Bilan

C’est l’exercice quasi obligé de fin de Challenge : le bilan.

Pour rappel, j’ai choisi, cette année, les disparus du 113e Régiment d’Infanterie, à Signeulx, en Belgique. La matière était là, malheureusement abondante, même si la documentation n’était pas toujours à la hauteur (merci les destructions d’archives par les archivistes de différentes époques).

C’est un sujet qui me tenait à cœur et qui ne m’a pas laissée indemne.

J’ai beau dire que nous ne travaillons qu’avec des morts, et que, en termes de guerre, le happy end arrive rarement, là, il était certain que je n’allais parler que de morts, morts au front, tombés au champ d’honneur, Morts pour la France.

Je n’avais pas imaginé que cela me perturberait autant. Probablement parce que, pour dépasser le côté répétitif des disparitions dans les mêmes circonstances, j’allais m’attacher à l’aspect humain de la perte, à la quête de la tombe, et me heurter à l’absence : absence de tombe, absence de preuve, absence de certitude,etc.

A cela s’ajoute la lecture des témoignages poignant des civils. Non, la guerre n’est pas qu’une question de ligne de front avec d’un côté les bons (mes p’tits gars du 113e) et de l’autre côté les mauvais (les allemands, anonymes, sans visage et sans nom, donc sans âme). Au milieu se trouvaient les civils, premières victimes de la guerre, de toutes les guerres, encore aujourd’hui.

Mais j’ai tenu bon, vingt-six fois, même s’il a fallu faire un peu de gymnastique avec les lettres de l’alphabet. De cela, je suis contente. Mais je ne le recommencerai pas. Le prochain challenge n’aura pas de thématique (j’ai douze mois pour changer d’avis). Il sera, au gré de mes découvertes en archives, ou ne sera pas.

Autre aspect positif : cela m’a permis de déterminer ce qu’il y aura dans l’ouvrage que je veux réaliser sur le 113e Régiment d’Infanterie. Mais cela va me prendre des années, vu la masse de recherches à faire. Pas grave, j’ai tout mon temps. Ou pas. On verra.

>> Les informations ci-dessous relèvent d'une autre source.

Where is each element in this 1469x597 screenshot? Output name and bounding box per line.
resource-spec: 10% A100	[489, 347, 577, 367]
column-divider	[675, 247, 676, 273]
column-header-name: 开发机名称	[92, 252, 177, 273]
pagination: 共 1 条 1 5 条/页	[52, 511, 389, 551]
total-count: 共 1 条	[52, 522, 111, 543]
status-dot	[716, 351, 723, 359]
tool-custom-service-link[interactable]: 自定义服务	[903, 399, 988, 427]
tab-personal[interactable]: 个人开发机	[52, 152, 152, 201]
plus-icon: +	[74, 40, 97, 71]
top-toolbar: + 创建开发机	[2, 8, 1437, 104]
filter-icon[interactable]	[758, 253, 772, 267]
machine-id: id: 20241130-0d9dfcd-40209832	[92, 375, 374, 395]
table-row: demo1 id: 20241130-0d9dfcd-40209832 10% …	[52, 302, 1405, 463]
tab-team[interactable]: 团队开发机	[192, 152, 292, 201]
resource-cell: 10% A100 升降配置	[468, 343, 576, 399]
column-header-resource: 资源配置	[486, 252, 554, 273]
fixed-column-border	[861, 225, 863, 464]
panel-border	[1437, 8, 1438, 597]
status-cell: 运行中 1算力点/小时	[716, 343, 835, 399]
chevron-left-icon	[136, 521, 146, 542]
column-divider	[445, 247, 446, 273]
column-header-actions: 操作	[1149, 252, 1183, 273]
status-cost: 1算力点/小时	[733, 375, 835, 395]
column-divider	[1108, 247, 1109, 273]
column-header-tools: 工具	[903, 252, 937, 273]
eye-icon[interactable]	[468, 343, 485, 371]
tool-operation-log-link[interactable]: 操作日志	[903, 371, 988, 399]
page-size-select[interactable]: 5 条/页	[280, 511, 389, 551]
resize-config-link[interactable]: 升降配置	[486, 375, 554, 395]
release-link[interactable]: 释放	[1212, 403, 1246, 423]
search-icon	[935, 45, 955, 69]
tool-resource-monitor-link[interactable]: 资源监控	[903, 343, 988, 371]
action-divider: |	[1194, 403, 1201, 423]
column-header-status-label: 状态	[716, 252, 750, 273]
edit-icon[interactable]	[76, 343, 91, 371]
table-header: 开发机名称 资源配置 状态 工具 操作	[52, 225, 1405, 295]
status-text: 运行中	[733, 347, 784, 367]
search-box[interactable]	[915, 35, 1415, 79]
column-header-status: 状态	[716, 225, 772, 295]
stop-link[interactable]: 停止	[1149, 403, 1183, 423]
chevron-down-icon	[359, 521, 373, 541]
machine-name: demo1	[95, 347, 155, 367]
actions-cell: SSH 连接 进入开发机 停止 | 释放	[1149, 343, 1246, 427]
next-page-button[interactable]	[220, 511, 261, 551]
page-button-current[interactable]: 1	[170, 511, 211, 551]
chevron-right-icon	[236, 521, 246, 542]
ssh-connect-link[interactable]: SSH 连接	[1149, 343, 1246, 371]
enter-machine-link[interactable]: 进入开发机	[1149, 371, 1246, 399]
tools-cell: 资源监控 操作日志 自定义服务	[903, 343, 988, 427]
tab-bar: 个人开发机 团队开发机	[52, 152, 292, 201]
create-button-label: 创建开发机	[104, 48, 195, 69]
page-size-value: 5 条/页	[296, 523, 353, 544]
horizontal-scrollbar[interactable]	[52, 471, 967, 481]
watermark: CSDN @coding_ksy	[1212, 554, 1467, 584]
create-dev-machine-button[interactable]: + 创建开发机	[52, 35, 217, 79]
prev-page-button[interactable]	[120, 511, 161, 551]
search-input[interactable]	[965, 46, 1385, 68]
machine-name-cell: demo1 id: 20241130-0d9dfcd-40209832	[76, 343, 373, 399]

Question lecteur, je dois avouer que mes plus fortes fréquentations ont eu lieu … les dimanches, jour sans Challenge, et ce sont les articles des dimanches qui ont été le plus lus. Comme quoi !!!!

Plus le sujet est pointu, moins il attire les lecteurs. Pas grave, j’écrivais surtout pour mes p’tits gars. Pour qu’on ne les oublie pas.

Pourquoi participer au Challenge alors ? Parce que c’est un Challenge, justement.

Nous sommes toujours tous seuls dans nos bulles généalogiques, devant nos écrans. Aujourd’hui, je n’ai pas envie d’écrire, alors je n’écris pas…. Et les jours se transforment en semaines.

Là, il faut écrire tous les jours, en respectant l’alphabet. J’adore. J’ai juste un peu de mal avec ceux qui ne respectent pas cela : alphabet dans le désordre, copie photo sans texte !!! Je me demande pourquoi ils s’inscrivent. Juste pour y être ?

J’ai plus de respect pour ceux qui essayent et qui arrêtent, et ceux qui n’arrivent pas à faire toutes les lettres. Ceux-là ont fait de leur mieux. Ils ont joué le jeu.

J’aime bien cette expression : « jouer le jeu », et pas « tordre les règles pour qu’elles nous conviennent ». Dans ma jeunesse, on disait « couper le camembert », ce qui était une faute grave !! Mais je suis d’un autre temps.

Je n’ai pas eu le temps de lire tous les textes, loin de là. J’ai un peu picoré. Il y a du bon, du très bon, du que j’ai moins aimé, du que je n’ai pas pu m’empêcher de corriger intérieurement (on est prof ou on ne l’est pas !!). Il y en a pour tous les publics.

Et j’ai encore beaucoup de lecture à faire. Au cas où les gilets jaunes ou les tempêtes de neige me bloqueraient chez moi, j’aurais au moins des provisions d’articles à lire.

Maintenant, je vais me faire une petite déprime de fin de Challenge. Je vais tourner en rond devant mon clavier sans trop savoir quoi faire.

Ah mais non, aujourd’hui, c’est le 1er décembre !!!! J’ai mon calendrier de l’Avent à faire !!!

Bon, à dans un an moins un mois, pour le prochain Challenge.